A pesar de las bajas de Michael Ballack, Sebastian Deisler y Oliver Neuville, el combinado alemán vapuleó a un equipo que mostró una imagen triste, especialmente en la segunda mitad en la que encajó todos los goles.
La primera mitad no dio la sensación que el encuentro acabaría registrando ese resultado. Los alemanes dominaban territorialmente pero les faltaba profundidad para culminar bien todas sus acciones. Los alemanes abusaron del toque por el centro y buscaron poco las bandas lo que hizo que durante los primeros veinte minutos hubiera pocas jugadas de peligro. La única ocasión clara de que dispuso el equipo germano en la primera parte fue un disparo de Carsten Ramelow que controló el meta Awat.

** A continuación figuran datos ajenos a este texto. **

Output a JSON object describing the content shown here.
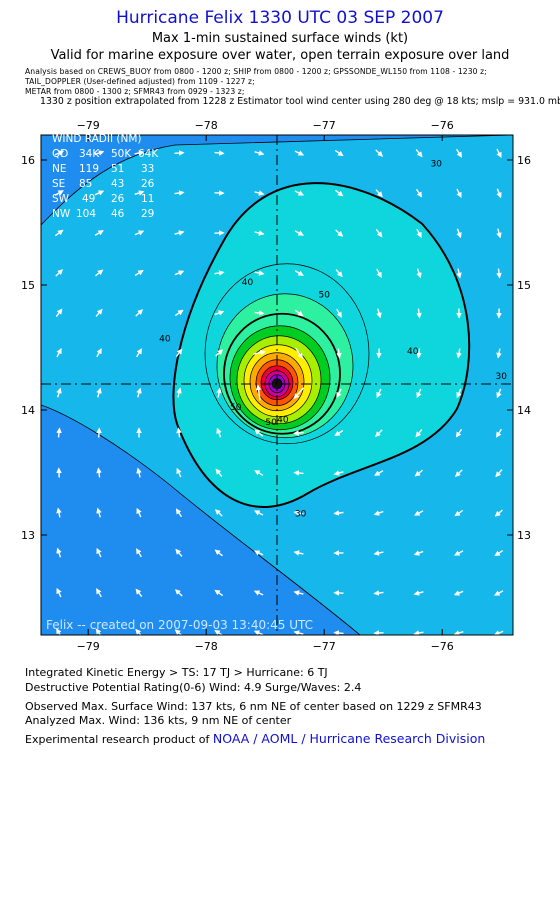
{
  "header": {
    "title": "Hurricane Felix 1330 UTC 03 SEP 2007",
    "subtitle": "Max 1-min sustained surface winds (kt)",
    "validity": "Valid for marine exposure over water, open terrain exposure over land",
    "analysis_line": "Analysis based on   CREWS_BUOY from 0800 - 1200 z;   SHIP from 0800 - 1200 z;   GPSSONDE_WL150 from 1108 - 1230 z;",
    "tail_line": "TAIL_DOPPLER (User-defined adjusted) from 1109 - 1227 z;",
    "metar_line": "METAR from 0800 - 1300 z;   SFMR43 from 0929 - 1323 z;",
    "position_line": "1330 z position extrapolated from 1228 z Estimator tool wind center using 280 deg @ 18 kts; mslp = 931.0 mb"
  },
  "wind_radii": {
    "title": "WIND RADII (NM)",
    "columns": [
      "QD",
      "34K",
      "50K",
      "64K"
    ],
    "rows": [
      [
        "NE",
        "119",
        "51",
        "33"
      ],
      [
        "SE",
        "85",
        "43",
        "26"
      ],
      [
        "SW",
        "49",
        "26",
        "11"
      ],
      [
        "NW",
        "104",
        "46",
        "29"
      ]
    ]
  },
  "footer_label": "Felix -- created on 2007-09-03 13:40:45 UTC",
  "chart_data": {
    "type": "contour",
    "xlim": [
      -79.4,
      -75.4
    ],
    "ylim": [
      12.2,
      16.2
    ],
    "xticks": [
      -79,
      -78,
      -77,
      -76
    ],
    "yticks": [
      13,
      14,
      15,
      16
    ],
    "xtick_labels": [
      "−79",
      "−78",
      "−77",
      "−76"
    ],
    "ytick_labels": [
      "13",
      "14",
      "15",
      "16"
    ],
    "center": {
      "lon": -77.4,
      "lat": 14.21
    },
    "contour_labels": [
      {
        "text": "30",
        "lon": -76.05,
        "lat": 15.95
      },
      {
        "text": "40",
        "lon": -77.65,
        "lat": 15.0
      },
      {
        "text": "40",
        "lon": -76.25,
        "lat": 14.45
      },
      {
        "text": "40",
        "lon": -77.35,
        "lat": 13.9
      },
      {
        "text": "50",
        "lon": -77.0,
        "lat": 14.9
      },
      {
        "text": "50",
        "lon": -77.75,
        "lat": 14.0
      },
      {
        "text": "50",
        "lon": -77.45,
        "lat": 13.88
      },
      {
        "text": "30",
        "lon": -77.2,
        "lat": 13.15
      },
      {
        "text": "30",
        "lon": -75.5,
        "lat": 14.25
      },
      {
        "text": "40",
        "lon": -78.35,
        "lat": 14.55
      }
    ],
    "colors": {
      "outer": "#1f8cf0",
      "30": "#16b7ea",
      "40": "#0fd6dc",
      "50": "#2df0a0",
      "60": "#00cc22",
      "70": "#a8ee00",
      "80": "#ffee00",
      "90": "#ffaa00",
      "100": "#ff5500",
      "110": "#ee0033",
      "120": "#cc0099",
      "130": "#9900cc",
      "eye": "#111111"
    }
  },
  "stats": {
    "ike": "Integrated Kinetic Energy > TS: 17 TJ   > Hurricane: 6 TJ",
    "dpr": "Destructive Potential Rating(0-6)   Wind: 4.9 Surge/Waves: 2.4",
    "observed": "Observed Max. Surface Wind: 137 kts, 6 nm NE of center based on 1229 z SFMR43",
    "analyzed": "Analyzed Max. Wind: 136 kts, 9 nm NE of center",
    "credit_prefix": "Experimental research product of",
    "credit_org": "NOAA / AOML / Hurricane Research Division"
  }
}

Por si fuera poco, los visitantes se avanzaron gracias a un autogol de Kahn. Sin embargo, el dominio alemán eran tan claro que el empate era sólo cuestión de tiempo y paciencia y este llegó en el segundo tiempo por intermedio de Miroslav Klose en el minuto 49 con un remate a quemarropa tras una jugada de conjunto iniciada por Carsten Ramelow. A partir de este momento se acabó el partido y Alemania sentenció gracias a su avasallador dominio con seis tantos más obra de Klose (2), Hamann, Bierhoff, Asamoah y Ricken.